Immigration Case Backlog At All-Time High

paperworkAs the U.S. continues to pour money into immigration enforcement and detention, the resources necessary for the immigration court system to keep up with enforcement have not been appropriated. In fact, a record number of immigration cases—275,316 as of May 2011—are in the Immigration Court backlog according to a recent report by the Transactional Records Access Clearinghouse (TRAC). In four months, the case backlog grew 2.8%, and it has grown 48% since FY2008.

The case backlog grew despite record-breaking hiring of immigration judges in the last 12 months. Forty-four new judges were hired. But because of federal budgetary restrictions on hiring, recruitment efforts have been cut short, and the number of immigration judges may actually decrease because approximately 10 immigration judges per year retire or otherwise leave the bench. Fewer judges and enhanced enforcement efforts will very likely result in larger case backlogs.

The average wait time is 482 days, but in some states, the wait time is much longer.

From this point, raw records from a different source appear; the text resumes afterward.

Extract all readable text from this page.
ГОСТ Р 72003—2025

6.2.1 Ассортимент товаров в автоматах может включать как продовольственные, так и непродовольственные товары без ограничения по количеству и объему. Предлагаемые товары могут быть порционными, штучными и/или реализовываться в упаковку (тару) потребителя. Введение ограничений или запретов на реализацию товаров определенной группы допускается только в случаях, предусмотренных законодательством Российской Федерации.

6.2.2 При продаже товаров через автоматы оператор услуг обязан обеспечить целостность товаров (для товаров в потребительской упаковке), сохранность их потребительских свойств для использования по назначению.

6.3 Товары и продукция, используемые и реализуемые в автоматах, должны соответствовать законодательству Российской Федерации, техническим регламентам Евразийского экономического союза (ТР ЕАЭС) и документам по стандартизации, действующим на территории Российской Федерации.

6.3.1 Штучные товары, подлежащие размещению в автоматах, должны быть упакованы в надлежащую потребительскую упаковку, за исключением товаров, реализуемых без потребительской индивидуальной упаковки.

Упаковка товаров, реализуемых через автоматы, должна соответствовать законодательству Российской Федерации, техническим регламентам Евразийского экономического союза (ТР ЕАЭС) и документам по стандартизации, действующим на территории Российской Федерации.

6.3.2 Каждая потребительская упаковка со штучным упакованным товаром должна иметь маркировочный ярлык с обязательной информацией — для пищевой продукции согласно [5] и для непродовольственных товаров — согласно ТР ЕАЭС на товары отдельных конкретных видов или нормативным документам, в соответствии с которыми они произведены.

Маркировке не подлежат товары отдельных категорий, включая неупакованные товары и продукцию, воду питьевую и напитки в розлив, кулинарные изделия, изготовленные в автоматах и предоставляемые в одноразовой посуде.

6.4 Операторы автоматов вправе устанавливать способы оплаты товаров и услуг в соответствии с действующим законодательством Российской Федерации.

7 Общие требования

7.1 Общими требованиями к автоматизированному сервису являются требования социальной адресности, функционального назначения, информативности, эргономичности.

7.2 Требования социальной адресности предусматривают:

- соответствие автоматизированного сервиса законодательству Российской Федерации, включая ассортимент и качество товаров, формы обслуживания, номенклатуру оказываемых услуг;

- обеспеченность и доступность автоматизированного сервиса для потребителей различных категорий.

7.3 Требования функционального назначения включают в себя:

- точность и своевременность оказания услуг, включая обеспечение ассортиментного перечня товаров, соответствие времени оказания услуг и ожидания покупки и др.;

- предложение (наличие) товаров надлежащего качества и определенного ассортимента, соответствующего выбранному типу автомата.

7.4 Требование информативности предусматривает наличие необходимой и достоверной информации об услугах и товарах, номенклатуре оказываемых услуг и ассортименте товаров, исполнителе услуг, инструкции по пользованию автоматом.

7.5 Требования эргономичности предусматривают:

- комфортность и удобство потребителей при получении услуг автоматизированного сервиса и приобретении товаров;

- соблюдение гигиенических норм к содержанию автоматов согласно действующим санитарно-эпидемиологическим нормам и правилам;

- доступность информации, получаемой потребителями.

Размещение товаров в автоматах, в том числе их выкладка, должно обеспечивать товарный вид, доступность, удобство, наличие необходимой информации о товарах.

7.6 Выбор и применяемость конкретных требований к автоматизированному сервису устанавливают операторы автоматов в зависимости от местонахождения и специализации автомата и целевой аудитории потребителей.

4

In California, the wait is 660 days, up from 639 four months ago. In Massachusetts the average wait is 617 days, and in Utah, the average is 537 days.

According to TRAC, the wait times also vary by nationality. Armenians with cases pending before the immigration courts wait an average of 896 days—nearly twice the national average—for their hearing. People from Indonesia (832 days), Albania (667), Iran (640), and Pakistan (630) also wait significantly longer than the national average.

Furthermore, according to a recent TRAC report, after waiting for so long, the decision times have also increased. The average wait for a decision is now 302 days – up 7.5% in the last six months. Individuals granted relief from removal waited an average of 714 days, up from 697 days in FY 2010. The shortest decision times were for removal orders which averaged 158 days, up from 141 in FY 2010. Decision times were longest in New York state (532 days) followed by California (531 days), Oregon (531 days), Massachusetts (497 days), and Maryland (483 days). However the court with the longest overall decision time was Los Angeles, which averaged 745 days. The shortest times were found in Lumpkin, GA with 21 days.

The growing backlog means that more immigrants are being kept in detention for longer periods of time. Making matters worse, a bill by Rep. Lamar Smith (H.R. 1932) to allow the U.S. to detain immigrants indefinitely is currently making its way through the House of Representatives. The only way to appeal indefinite detention would be to file a habeus petition, which would have to go through the DC District Court, which could increase its caseload by 30%.

Advocates report that backlogs could be reduced if immigrants had access to legal counsel. Unlike the criminal justice system, immigrants do not have a right to counsel in immigration court. Studies show that immigrants with legal counsel spend less time in backlogs. There are also cheaper alternative-to-detention programs available that cost the government less and allow immigrants to remain with their families while awaiting their hearings.

michele waslinAs Congress continues to contemplate expanded enforcement, and as the Administration continues to take pride in record numbers of deportations, they must remember the immigration courts. Without simultaneously funding the court system, the number of immigrants languishing in detention—often transferred far from their homes and families—will increase, and so will the price tag for U.S. taxpayers.

Michele Waslin
Immigration Impact

Photo by Ioana Davies.


  1. Jack Black says

    Advocates report that backlogs could be reduced if immigrants had access to legal counsel… There are also cheaper alternative-to-detention programs available that cost the government less and allow immigrants to remain with their families while awaiting their hearings.

    Hey, what a great new way to give money to illegal aliens! Let’s pay for attorneys to help them get away with breaking into our country. And let’s allow them stay with their families so they can have more babies while they’re here illegally. Then each new “instant citizen” baby can cost the taxpayers even more, since we’ll be forced to pay for not just the cost of their birth, but everything else their law breaking parents demand on behalf of these new citizens.

    Every baby of illegal aliens is entitled to all of our social programs that we pay for with taxes, including welfare, federal Section 8 housing, a full education, Medicaid, Medicare, ObamaCare, social security disability and more. That’s right, even if their parents haven’t paid a dime into our social security system, their children are entitled to lifelong social security disability payments. If the parents decide to stick their kids with another family, public tax money in the form of foster care payments can go to the illegal immigrant’s relatives, even if the mom and dad are still living in the same household with their kid! When these “instant citizens” are 18, they get priority acceptance at American universities, and can even get FREE college!

    Wow, Michele, you sure hope to do a lot for the millions of illegal aliens residing in our country. Why is it that you don’t give a darn about all the people who want to immigrate here but who decided to wait their turn instead of break the law? Perhaps your employer, Immigration Impact, is more concerned with providing cheap labor to big companies than trying to ease the pain and suffering of poor people in other countries.

    No wonder the right wing thinks liberals are gullible. You want to give lawbreakers free attorneys to help them continue breaking the law, and after they’re arrested you’d let them live at home making new tax liability “instant citizen” babies that we’d all have to support. This is precisely why the Republicans easily beat Democrats in areas where illegal immigration is creating havoc for American citizens and legal immigrants.